The official war between Cathars and Catholics ended with the Treaty of Paris in A.D. 1229. An inquisition was instituted in A.D. 1233 to uproot the remaining Cathar believers. Eventually, Catharism was wiped out from France. Even though descendants of Cathars adopted Catholicism to avoid persecution, they were often discriminated against. Some were even required to live outside towns.

Parallels with Falun Gong

The suppression of Cathars is a grim reminder of what happens when new ideologies, however benign, pop up in totalitarian regimes. In countries across the Middle East, Africa, South America, and Asia, extremist religious beliefs and their leaders continue to persecute the innocent. In recent times, the persecution of Falun Gong practitioners by the Chinese Communist Party (CCP) is an example.
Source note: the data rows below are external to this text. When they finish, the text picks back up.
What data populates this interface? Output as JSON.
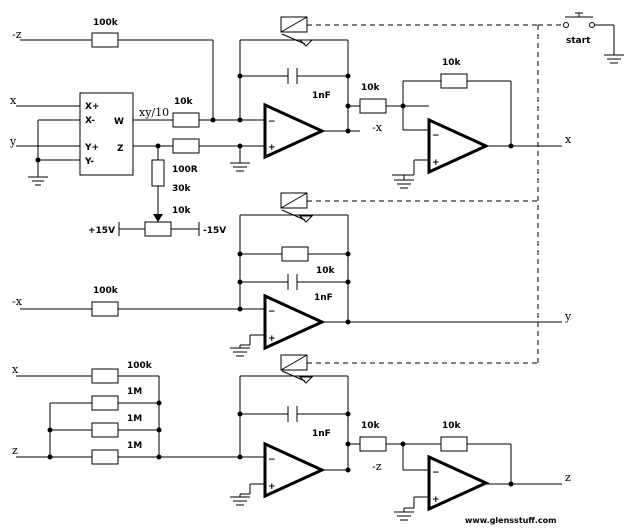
{
  "signals": {
    "in_neg_z": "-z",
    "in_x_top": "x",
    "in_y_top": "y",
    "in_neg_x": "-x",
    "in_x_bottom": "x",
    "in_z_bottom": "z",
    "mult_out": "xy/10",
    "out_neg_x": "-x",
    "out_x": "x",
    "out_y": "y",
    "out_neg_z": "-z",
    "out_z": "z"
  },
  "multiplier": {
    "x_plus": "X+",
    "x_minus": "X-",
    "y_plus": "Y+",
    "y_minus": "Y-",
    "w": "W",
    "z": "Z"
  },
  "components": {
    "r_negz": "100k",
    "r_mult": "10k",
    "cap1": "1nF",
    "r_inv1_in": "10k",
    "r_inv1_fb": "10k",
    "r_100R": "100R",
    "r_30k": "30k",
    "pot": "10k",
    "plus15": "+15V",
    "minus15": "-15V",
    "r_fb2": "10k",
    "cap2": "1nF",
    "r_negx": "100k",
    "r_x3": "100k",
    "r_1m_a": "1M",
    "r_1m_b": "1M",
    "r_1m_c": "1M",
    "cap3": "1nF",
    "r_inv3_in": "10k",
    "r_inv3_fb": "10k"
  },
  "op_amp": {
    "minus": "−",
    "plus": "+"
  },
  "start_label": "start",
  "watermark": "www.glensstuff.com"
}
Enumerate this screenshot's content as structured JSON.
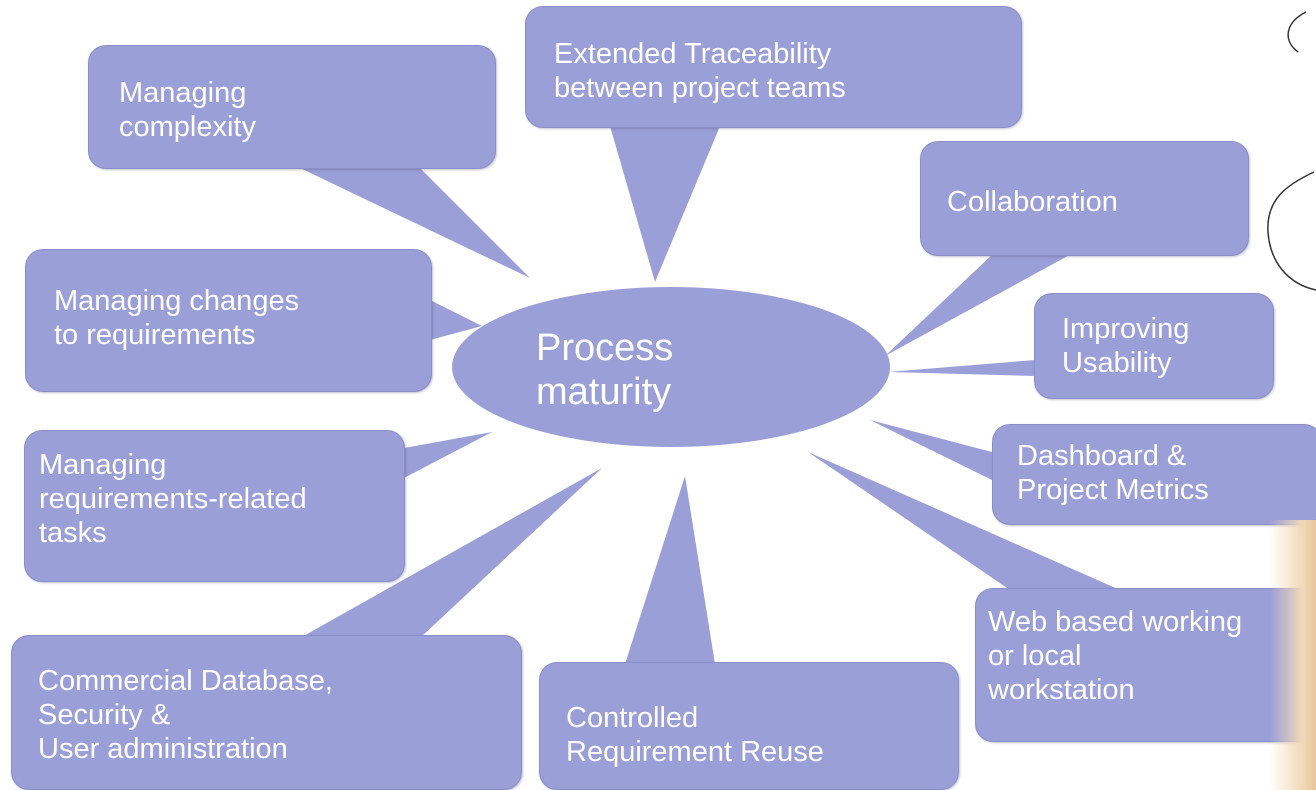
{
  "diagram": {
    "center": {
      "label": "Process\nmaturity"
    },
    "callouts": [
      {
        "id": "complexity",
        "text": "Managing\ncomplexity"
      },
      {
        "id": "traceability",
        "text": "Extended Traceability\nbetween project teams"
      },
      {
        "id": "collaboration",
        "text": "Collaboration"
      },
      {
        "id": "changes",
        "text": "Managing changes\nto requirements"
      },
      {
        "id": "usability",
        "text": "Improving\nUsability"
      },
      {
        "id": "tasks",
        "text": "Managing\nrequirements-related\ntasks"
      },
      {
        "id": "dashboard",
        "text": "Dashboard &\nProject Metrics"
      },
      {
        "id": "web",
        "text": "Web based working\nor local\nworkstation"
      },
      {
        "id": "database",
        "text": "Commercial Database,\nSecurity &\nUser administration"
      },
      {
        "id": "reuse",
        "text": "Controlled\nRequirement Reuse"
      }
    ],
    "colors": {
      "callout_fill": "#9b9fd7",
      "text": "#ffffff",
      "background": "#ffffff"
    }
  }
}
Afraid that a peaceful Buddhist-like Falun Gong might erode its authoritarian power, the CCP, under former president Jiang Zemin, initiated a massive crackdown on followers of the spiritual practice starting in 1999. Several hundred thousand Falun Gong practitioners were arrested, with many tortured, abused, and killed. Almost 4,300 people have been confirmed to have been murdered on the site minghui.org. The government is also involved in harvesting organs from (living) Falun Gong practitioners, thereby killing them, and selling the organs internationally.

(Image: Screen Shot/ Youtube)

The government is also involved in harvesting organs from (living) Falun Gong practitioners, thereby killing them, and selling the organs internationally. (Image: Screenshot / YouTube)

At present, Falun Gong remains a banned practice in China. The CCP uses its global propaganda network to spread fake news against the practitioners. Despite all such attacks, the followers of Falun Gong have stuck with their core teachings of moral values including compassion to counter the persecution rather than embracing violent methods. Today, many people practicing Falun Gong voluntarily meet with international groups and media organizations to expose the atrocities and hold the CCP accountable for their crimes.